- Gachiani Location within Kvemo Kartli Gachiani Location within Georgia
- Coordinates: 41°18′55″N 45°07′31″E﻿ / ﻿41.31528°N 45.12528°E An approximate geographical area.
- Country: Kingdom of Iberia
- Mkhare: Kvemo Kartli
- Capital: Armazi

= Gachiani =

Gachiani (გაჩიანი) was a historical city and district in Lower Iberia/Kvemo Kartli in southeast Georgia. Its exact location and boundaries remain unclear.

== History ==
The medieval tradition of Leonti Mroveli ascribes the foundation of Gachiani to an eponymous mythic lord, Gachios, son of Kartlos.
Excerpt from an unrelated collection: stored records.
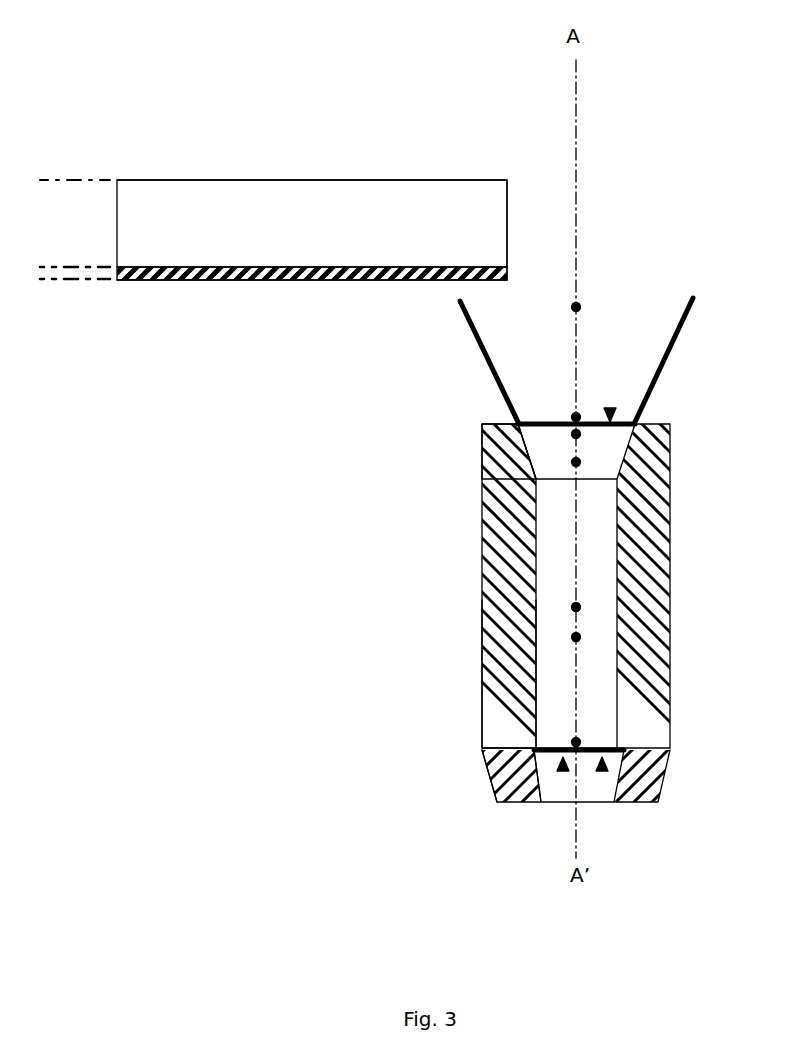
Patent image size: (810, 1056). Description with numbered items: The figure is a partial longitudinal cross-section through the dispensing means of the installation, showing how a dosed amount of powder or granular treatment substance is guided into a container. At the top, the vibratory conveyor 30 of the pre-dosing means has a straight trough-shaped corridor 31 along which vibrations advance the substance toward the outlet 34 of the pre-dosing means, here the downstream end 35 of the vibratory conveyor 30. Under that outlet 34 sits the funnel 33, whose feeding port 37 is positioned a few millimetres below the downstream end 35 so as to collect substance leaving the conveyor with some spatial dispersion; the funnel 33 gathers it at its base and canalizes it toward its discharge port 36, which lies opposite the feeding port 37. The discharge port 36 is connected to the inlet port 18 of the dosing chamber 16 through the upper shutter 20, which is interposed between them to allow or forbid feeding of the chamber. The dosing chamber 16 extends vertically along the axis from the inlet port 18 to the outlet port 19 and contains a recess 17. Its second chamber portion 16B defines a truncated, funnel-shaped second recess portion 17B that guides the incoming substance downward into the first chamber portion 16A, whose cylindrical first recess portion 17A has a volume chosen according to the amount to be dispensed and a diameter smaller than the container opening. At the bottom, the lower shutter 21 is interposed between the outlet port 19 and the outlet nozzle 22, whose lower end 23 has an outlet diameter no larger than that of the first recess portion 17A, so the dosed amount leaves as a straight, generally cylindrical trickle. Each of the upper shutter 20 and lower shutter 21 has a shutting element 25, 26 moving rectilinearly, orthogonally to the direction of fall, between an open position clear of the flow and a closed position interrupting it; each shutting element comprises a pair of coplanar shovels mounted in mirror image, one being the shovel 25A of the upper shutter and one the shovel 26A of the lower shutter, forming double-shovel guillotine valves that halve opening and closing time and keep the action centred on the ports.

The dosing chamber 16 is at (470, 593).
The first chamber portion 16A is at (470, 675).
The second chamber portion 16B is at (470, 452).
The recess 17 is at (578, 607).
The first recess portion 17A is at (578, 637).
The second recess portion 17B is at (578, 462).
The inlet port 18 is at (578, 434).
The outlet port 19 is at (578, 742).
The upper shutter 20 is at (578, 412).
The lower shutter 21 is at (563, 770).
The outlet nozzle 22 is at (658, 803).
The lower end 23 is at (497, 803).
The shutting element 25 is at (547, 410).
The shovel 25A is at (519, 421).
The shutting element 26 is at (602, 770).
The shovel 26A is at (531, 803).
The vibratory conveyor 30 is at (287, 170).
The corridor 31 is at (336, 179).
The funnel 33 is at (690, 312).
The outlet 34 is at (509, 267).
The downstream end 35 is at (510, 267).
The discharge port 36 is at (610, 410).
The feeding port 37 is at (576, 305).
The 10th-century Armenian historian Ukhtanes of Sebastia places Gachiani (Gajenaget) in what he refers to as the Plain of Georgians (Vrac' Dašt) and considers it to be a later name of the earlier town of Tsurtavi (C'urtaw). On the other hand, the early 18th-century Georgian scholar Prince Vakhushti of Kartli locates Gachiani on the right bank of the river Ktsia.

The land of Gachiani was one of the marshlands between ancient Iberia (Georgia) and Armenia and changed its masters more than once in the course of history. It formed part of the Iberian duchy of Samsvhilde in the 4th-3rd century BC, but its southwest portion was annexed to the Armeno-Georgian principality of Gogarene in the 4th century, and then briefly fell under the Armenian Bagratid control in 888 and 914/8. Its later history is essentially the same as that of Samshvilde and the district southwest of Tbilisi in general. Currently, Gachiani is a name of the predominantly Azerbaijani-populated village in Georgia's Gardabani district.